Recent studies have shown that this massive chunk of the genome, so-called “junk” DNA, has some bearing on gene expression that has yet to be fully characterized. There are junk DNA sequences that can jump around within the non-coding regions. If these jumping genes land close to a protein-coding sequence, they can affect the expression of that gene. In this case, no protein is ultimately produced from the junk gene, but an RNA is. This has shifted focus in the field onto whole RNA sequencing as a way of getting a fuller picture of gene expression in a cell. RAN RNAs, lincRNAs, microRNAs, and antisense RNAs, many of which have no start codons or classical open reading frames, were all previously invisible to the computer because of how we defined genes to the computer.

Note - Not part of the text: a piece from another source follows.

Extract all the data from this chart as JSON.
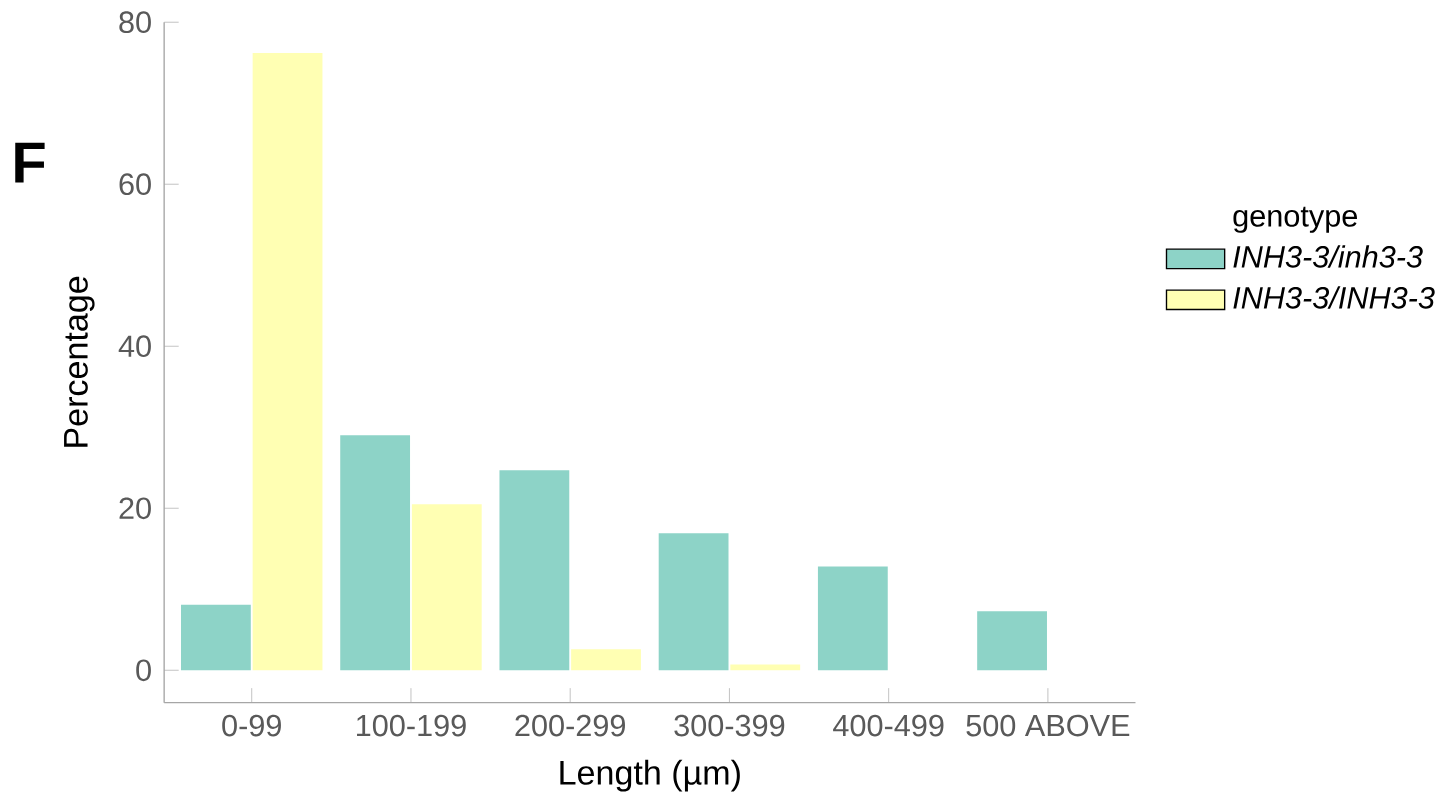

A further source of confusion lies in the mystery of DNA splicing. After DNA is transcribed into pre-RNA, non-coding sequences known as introns are spliced out, forming a more concise RNA. These introns are a huge source of discontinuity in scanning the genome for genes, as they interrupt coding sequences and are sometimes bigger that the protein-coding gene itself; nevertheless, it is not well-established what becomes of these introns after they are spliced out. Some of Fink’s latest research has found that introns in yeast have some functional ability to regulate yeast growth. After publishing this finding, Fink received an email from a biochemistry professor at UC Berkeley:
Just wild! Now I have to pay more attention to all that splicing crap!
Fink ultimately concluded that the definition of “gene” needs an update, but that the closest we can get to having an all-encompassing definition of the basic unit of heredity is the vague “a DNA sequence that is transcribed into an RNA molecule with a function.” How could a computer know if an RNA has a function? I guess that’s up to course 6-7 to figure out.
What is the takeaway from all of this? As a literature-brained person, I see a lot of analogy and allegory in this (We are the dark matter DNA, and the classical genes are the famous scientists; We are many and our sum is influential, but most people don’t know about Us because We haven’t made big discoveries yet), but analysis is boring sometimes, and the people want bullet points.
- Definition is a big and important part of science.
- The human genome is still a mysterious soup, even now that we know the order and identity of the base pairs in it.
- Computers are our friends, but we can’t expect them to do all of our work for us.
- Some people at MIT are fundamentally changing entire fields of science, and yet we all still get stuck behind the same groups of tourists in the Infinite. What a magical place.